Malda, July 9: Men in khaki turned matchmakers to save the day for a bride in distress.

Policemen from the Habibpur outpost, about 355 km from Calcutta, found a suitable boy for Jamuna Mondal, who was ditched on the day of her marriage as her father could not afford a motorcycle for the groom-to-be.

The policemen even pooled in money for an elaborate marriage and prepared a lavish feast the residents of Chandipur village will not forget in a hurry.

Jamuna, of Chandipur, was to wed Utpal Burman, a resident of Murgikandar, on July 3.

The “happiest day” of Jamuna’s life turned tragic when news reached that Utpal had called off the marriage because he felt the dowry wasn’t enough.

“The groom wanted a motorbike,” said Nalini Mondal, Jamuna’s father.

With only hours left for the marriage, Mondal rushed to the Habibpur police station to lodge a complaint against the groom.

“He pleaded with us to hurry, because his daughter would be doomed if the marriage was called off,” a police officer said. “We rushed to the groom’s house, but Utpal had fled.”

Empty-handed, the cops reached the bride’s house to give them the bad news. But the plight of the bedecked bride, face streaked with tears, moved the law enforcers.

Soon, Madan Burman, who tends to the plants at the police station, had unexpected guests. “The officers just went to him and asked him if he wanted to get married,” said officer-in-charge Uday Majumdar.

He refused. “But he agreed once the officers told him the whole story,” Majumdar said. “On his way to the bride’s house, he said he dreamt of a marriage, ‘with lights, music and lots of invitees’.”
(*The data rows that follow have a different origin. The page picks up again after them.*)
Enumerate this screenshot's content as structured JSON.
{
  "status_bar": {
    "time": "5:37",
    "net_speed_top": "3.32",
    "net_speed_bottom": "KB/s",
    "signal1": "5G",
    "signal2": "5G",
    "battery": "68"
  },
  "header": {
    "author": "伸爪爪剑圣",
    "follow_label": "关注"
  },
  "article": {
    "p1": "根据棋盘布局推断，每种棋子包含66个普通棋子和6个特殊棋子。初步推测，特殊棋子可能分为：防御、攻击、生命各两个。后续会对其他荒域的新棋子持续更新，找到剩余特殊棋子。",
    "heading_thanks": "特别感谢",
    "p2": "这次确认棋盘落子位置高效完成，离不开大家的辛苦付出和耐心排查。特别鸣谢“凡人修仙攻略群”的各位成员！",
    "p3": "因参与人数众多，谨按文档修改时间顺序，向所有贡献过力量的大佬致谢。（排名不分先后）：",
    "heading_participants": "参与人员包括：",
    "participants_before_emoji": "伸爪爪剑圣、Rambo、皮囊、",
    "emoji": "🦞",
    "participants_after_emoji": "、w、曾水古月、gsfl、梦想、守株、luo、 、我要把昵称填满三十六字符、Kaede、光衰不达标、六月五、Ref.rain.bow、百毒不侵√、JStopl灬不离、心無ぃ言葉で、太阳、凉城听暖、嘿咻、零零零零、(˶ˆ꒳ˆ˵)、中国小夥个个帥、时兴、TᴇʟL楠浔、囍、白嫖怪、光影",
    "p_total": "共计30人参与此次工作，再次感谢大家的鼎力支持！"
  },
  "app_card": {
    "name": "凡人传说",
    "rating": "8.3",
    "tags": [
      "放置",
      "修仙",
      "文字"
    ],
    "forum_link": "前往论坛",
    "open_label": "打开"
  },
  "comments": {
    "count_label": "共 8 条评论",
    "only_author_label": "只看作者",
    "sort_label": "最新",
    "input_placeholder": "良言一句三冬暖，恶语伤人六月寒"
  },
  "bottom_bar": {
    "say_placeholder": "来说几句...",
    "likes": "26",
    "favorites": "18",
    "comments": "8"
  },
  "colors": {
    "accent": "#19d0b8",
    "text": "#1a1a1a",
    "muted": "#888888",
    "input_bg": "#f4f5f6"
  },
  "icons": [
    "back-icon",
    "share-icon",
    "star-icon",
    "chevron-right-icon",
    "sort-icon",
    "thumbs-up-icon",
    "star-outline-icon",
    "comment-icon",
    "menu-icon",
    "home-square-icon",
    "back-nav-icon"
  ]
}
The police decided to surprise him. Though the July 3 ceremony was a low-key affair, they held the fancy marriage Madan had wanted yesterday. To bring light to the village where electricity had not reached, the police hired a generator.

“I don’t know how to repay the police for what they have done,” Mondal said.

“I was contemplating suicide when I heard that the groom had changed his mind about me. But thanks to the babus, I can begin life afresh,” Jamuna said, tears welling up in her eyes.

The police said their job was half done. “We are trying to get Madan a homeguard’s job. After all, he is a married man now.”